Devere’s gaze snapped up and speared Russo, but then he saw me and the fury on his face darkened. How had I not seen how monstrous he was? He wasn’t even human. He was a machine, a fae’s creation to torture a lonely man in his grief. I’d heard his heart tick-tock, but that, too, was a lie.
“What are you doing?” he demanded of me.
“The right thing.”
The gang members rushed him. One punched Devere in the gut, doubling him over, and the other caught his hair, using a fistful to hold him. Each blow chipped at my resolve… but he could end this. He was in control.
The mob marched him from the toy store out onto the street.
The whites of his eyes showed and his teeth gleamed in a sneer. “Val, don’t do this.”
“You killed your father,” Russo declared. “You’re a foul degenerate.”
Cheers rose up. Fists punched the air. Justice would be done!
“You can stop this anytime you like,” I growled back.
“You won’t like your life. Listen to me, Val. You don’t want to go back to that.”
“That’s not your choice to make!” Still he spewed the same controlling mantra. I was my own person, with my own life. Not a broken toy he’d toss in the corner when he was finally done with me.

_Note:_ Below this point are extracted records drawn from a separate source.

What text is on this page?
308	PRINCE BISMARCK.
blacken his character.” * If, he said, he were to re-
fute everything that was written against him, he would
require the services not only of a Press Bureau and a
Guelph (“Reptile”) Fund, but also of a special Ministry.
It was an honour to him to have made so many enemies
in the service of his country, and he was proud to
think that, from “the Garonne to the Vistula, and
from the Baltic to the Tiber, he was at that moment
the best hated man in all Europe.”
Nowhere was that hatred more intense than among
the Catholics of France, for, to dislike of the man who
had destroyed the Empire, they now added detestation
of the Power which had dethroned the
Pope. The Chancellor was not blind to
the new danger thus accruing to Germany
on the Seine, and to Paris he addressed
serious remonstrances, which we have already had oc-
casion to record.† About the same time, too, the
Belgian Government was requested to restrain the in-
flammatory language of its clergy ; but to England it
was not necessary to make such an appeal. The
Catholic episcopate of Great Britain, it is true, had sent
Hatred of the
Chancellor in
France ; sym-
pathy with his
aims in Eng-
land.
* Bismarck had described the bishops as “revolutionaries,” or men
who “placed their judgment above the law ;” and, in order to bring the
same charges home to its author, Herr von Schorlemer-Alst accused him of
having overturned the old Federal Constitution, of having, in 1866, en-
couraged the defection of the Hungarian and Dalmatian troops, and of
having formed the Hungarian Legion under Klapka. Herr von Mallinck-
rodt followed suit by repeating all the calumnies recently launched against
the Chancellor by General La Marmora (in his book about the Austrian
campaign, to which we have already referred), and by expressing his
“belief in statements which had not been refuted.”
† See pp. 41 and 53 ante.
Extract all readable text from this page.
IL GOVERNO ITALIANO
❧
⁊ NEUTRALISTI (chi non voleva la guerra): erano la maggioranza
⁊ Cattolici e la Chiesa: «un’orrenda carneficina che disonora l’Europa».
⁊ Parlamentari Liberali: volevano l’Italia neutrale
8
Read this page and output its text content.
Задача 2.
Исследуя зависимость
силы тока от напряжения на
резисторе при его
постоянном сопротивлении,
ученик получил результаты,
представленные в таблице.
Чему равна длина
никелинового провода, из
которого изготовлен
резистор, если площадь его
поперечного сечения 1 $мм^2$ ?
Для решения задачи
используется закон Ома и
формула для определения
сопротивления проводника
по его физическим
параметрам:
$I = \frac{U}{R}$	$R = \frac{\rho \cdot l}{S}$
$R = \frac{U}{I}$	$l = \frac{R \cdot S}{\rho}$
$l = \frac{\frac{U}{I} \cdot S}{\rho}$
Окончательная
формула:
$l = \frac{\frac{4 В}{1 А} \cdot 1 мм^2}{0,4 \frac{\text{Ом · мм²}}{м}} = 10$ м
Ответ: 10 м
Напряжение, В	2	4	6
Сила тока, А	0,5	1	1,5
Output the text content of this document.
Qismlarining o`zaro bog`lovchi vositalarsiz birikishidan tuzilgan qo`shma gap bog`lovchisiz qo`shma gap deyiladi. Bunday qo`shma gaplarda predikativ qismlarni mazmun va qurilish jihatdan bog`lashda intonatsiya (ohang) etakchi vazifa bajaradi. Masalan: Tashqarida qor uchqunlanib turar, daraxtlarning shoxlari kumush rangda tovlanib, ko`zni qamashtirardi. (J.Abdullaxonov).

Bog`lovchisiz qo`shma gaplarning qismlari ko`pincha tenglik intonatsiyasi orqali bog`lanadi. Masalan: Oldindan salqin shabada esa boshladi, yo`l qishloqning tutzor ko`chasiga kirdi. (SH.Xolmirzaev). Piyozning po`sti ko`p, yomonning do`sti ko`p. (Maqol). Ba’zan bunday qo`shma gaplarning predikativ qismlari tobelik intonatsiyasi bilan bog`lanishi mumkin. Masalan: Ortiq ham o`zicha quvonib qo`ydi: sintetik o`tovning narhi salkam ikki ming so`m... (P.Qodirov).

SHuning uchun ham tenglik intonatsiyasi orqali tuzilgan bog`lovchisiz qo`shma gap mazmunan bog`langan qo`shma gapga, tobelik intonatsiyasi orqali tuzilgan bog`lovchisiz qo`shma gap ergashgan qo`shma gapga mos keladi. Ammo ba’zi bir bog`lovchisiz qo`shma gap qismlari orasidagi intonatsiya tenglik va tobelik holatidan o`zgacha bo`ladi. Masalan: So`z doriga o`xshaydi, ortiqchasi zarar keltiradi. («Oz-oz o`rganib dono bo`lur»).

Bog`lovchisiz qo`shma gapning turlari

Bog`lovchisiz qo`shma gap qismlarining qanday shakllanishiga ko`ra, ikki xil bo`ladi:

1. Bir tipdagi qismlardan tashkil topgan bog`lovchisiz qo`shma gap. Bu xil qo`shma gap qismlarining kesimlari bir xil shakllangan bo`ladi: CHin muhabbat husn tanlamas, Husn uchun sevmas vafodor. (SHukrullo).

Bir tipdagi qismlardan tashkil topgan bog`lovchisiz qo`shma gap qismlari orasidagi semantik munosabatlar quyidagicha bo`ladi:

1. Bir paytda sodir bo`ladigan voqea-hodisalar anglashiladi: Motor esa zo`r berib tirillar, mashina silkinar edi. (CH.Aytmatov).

They dragged him down the street, toward the main square and the old hanging post. He struggled, but not as much as I knew he could. Snow spun around us, and the icy wind cut to the bone. The storm was his doing, all of this washisdoing.
“Just let me go,” I muttered. All he had to do was let me go, and this would end.
One of the gang members slung the rope over the hanging post.
Devere froze in their grip, watching the noose swing on the end. “Wait, stop, this is wrong.”
“You’re the wrong one.”
As soon as I’d said it, I hated myself, hated everything, hated him for making me do this. He swung his head around and looked at me as though I’d taken his clockwork heart and crushed it in my hands. Shock blanched his face, then horror at what was to come. “Val, wait.”
Russo looked at me.
I nodded.
The men marched Devere up the wooden steps.
“If you go back, it’s over. It’s all over!”
“I know.” And I did, even as my tears wet my face again. But dreams weren’t reality. And my love for him had been a lie, even if I still felt it like needles in my chest.
“Stop.” He bucked in their grip, but as soon as the noose dropped over his head, he froze and scanned the crowd with wide, fear-filled eyes. The wind stopped too, and the snow hung suspended in the air like frozen dust.
“Devere Barella, you will hereby hang for the murder of your father, Jacapo Barella,” Russo announced.
“You’re all small-minded fools! I have done nothing wrong!”
One of the men grasped the wooden handle that would see the steps collapse beneath Devere.